Folk wisdom has been the world’s education system since our days as hunter-gatherers. Back then, we had to teach the young ones which plants to avoid as poisonous and which animals were best left alone. In a primitive society, the teachings of the elders and the sayings of grandmothers can be a serviceable and portable manual of daily survival skills. But such wisdom is not a perfect transmitter of accurate knowledge. Consider, for example, the story about the mother who taught her daughter always to cut both ends off a ham before cooking it, as if the rounded end and its glazing were somehow less beneficial in the processes of cooking and eating. That was just the way the right way to cook ham, she said, and she’d learned that from her own mother. When the child later asked the grandmother about cutting off the ends, the old lady laughed, because she only did that because she didn’t have a pan large enough for a whole ham.

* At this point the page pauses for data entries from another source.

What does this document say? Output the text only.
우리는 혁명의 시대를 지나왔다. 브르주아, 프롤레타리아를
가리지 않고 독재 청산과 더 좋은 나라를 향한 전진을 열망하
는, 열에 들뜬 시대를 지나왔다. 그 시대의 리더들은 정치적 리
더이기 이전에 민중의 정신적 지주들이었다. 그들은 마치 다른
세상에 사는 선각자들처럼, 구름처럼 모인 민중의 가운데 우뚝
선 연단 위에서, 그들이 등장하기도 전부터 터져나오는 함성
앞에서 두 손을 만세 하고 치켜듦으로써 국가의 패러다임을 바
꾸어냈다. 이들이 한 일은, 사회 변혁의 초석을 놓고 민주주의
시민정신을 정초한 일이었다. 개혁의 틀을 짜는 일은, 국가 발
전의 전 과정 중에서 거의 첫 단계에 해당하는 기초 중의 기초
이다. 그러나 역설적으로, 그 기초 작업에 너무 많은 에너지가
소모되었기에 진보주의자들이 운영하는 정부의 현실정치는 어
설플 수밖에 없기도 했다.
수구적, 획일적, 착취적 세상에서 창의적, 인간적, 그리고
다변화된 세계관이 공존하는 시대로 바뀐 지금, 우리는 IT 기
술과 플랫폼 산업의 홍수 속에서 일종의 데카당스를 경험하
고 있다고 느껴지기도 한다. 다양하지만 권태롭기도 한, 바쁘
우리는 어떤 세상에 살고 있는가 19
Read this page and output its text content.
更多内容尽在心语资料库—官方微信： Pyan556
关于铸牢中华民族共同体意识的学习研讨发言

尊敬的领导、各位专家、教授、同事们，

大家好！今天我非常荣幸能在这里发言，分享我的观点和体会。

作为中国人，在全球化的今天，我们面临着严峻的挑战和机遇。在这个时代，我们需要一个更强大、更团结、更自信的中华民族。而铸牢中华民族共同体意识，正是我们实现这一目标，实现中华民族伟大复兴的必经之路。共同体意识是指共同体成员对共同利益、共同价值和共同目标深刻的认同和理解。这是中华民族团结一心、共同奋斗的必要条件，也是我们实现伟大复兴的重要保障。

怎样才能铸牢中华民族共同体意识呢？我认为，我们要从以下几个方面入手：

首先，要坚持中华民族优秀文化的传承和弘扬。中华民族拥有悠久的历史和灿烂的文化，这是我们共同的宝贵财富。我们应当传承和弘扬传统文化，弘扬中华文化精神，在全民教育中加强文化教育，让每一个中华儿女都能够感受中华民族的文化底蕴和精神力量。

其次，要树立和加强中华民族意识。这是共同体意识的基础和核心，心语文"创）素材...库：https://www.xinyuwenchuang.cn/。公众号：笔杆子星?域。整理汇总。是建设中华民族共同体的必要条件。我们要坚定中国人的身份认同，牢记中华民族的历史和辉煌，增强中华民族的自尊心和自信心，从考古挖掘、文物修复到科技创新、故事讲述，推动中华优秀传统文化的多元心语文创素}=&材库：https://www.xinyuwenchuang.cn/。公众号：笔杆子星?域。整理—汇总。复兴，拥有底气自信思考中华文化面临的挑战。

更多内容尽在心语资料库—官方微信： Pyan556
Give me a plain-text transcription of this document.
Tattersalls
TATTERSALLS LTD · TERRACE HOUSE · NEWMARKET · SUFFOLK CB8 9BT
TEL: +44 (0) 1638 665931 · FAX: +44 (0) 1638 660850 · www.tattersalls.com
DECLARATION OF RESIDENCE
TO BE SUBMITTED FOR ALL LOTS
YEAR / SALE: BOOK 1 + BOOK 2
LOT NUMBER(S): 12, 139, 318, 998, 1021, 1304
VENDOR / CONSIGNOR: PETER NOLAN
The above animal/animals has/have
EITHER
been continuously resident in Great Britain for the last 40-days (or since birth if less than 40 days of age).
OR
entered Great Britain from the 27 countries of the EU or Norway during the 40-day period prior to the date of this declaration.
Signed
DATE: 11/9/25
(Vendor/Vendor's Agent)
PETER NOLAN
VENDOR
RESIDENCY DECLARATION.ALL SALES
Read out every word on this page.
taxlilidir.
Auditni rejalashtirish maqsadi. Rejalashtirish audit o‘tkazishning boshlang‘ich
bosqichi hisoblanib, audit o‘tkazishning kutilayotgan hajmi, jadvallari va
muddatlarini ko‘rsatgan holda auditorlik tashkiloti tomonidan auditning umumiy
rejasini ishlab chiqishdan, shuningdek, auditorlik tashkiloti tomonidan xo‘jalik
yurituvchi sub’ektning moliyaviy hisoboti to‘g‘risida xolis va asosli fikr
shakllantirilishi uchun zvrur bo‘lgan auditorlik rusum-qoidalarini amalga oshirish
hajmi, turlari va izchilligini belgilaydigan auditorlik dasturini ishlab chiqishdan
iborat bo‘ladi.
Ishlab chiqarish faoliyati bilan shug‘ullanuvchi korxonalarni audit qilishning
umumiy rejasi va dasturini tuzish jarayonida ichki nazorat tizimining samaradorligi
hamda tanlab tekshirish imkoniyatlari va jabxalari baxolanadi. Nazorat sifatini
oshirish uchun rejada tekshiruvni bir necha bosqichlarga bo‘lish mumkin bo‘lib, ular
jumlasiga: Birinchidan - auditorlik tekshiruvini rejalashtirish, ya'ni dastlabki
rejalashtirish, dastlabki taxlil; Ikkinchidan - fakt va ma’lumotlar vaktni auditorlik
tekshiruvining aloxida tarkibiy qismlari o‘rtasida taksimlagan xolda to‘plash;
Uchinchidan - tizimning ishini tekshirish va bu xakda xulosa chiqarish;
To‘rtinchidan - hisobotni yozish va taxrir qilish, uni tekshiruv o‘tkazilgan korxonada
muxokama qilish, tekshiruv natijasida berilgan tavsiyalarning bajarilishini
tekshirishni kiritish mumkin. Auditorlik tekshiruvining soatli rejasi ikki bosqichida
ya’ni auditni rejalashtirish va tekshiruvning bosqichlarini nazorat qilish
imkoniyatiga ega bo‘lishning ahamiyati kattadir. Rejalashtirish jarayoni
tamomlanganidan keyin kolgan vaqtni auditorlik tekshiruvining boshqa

Folk wisdom can also be an unreliable filter for truth and falsehood. Like the Biblical injunctions about hair and clothing, the sayings of elders and the teachings of grandmothers can carry a lot of prejudice and local preference. A distrust of strangers—including anyone who speaks, looks, or acts differently from local norms—might generally be a safe rule at the village level, where people have grown up together and learned to think and act alike, and where strangers can be hostile or possess evil intent. But that teaching becomes dangerously limiting for anyone who plans to travel far afield and mix with people of different customs and sensibilities. It can be lethal in a mixed urban environment where the pressures of population density can make a survival trait of enlightened tolerance for minor differences.

And folk wisdom is no substitute for scientific analysis, broad education, and a lifelong accumulation of knowledge through reading and study. In my view, it is always better to know and understand the reasons behind an observation or a teaching, than simply to accept it on the basis of authority or “that’s just the way we do things.” But not everyone can be a scientist, a scholar, or a deep and reasoned thinker over every aspect of life. For the parts of a question you have not studied yourself and made up your own mind on the basis of inquiry, relying on the wisdom of grandmothers is not a bad bet.

1. Although it is useful to remember that Socrates was condemned to death in Athens for advocating the sort of oligarchic, elitist society practiced in the enemy homeland of Sparta. And his student was Plato, whose masterwork, The Republic, is actually a recipe for creating a police state that would crush the human spirit as thoroughly as any Soviet or Communist society. How much wisdom is there in that?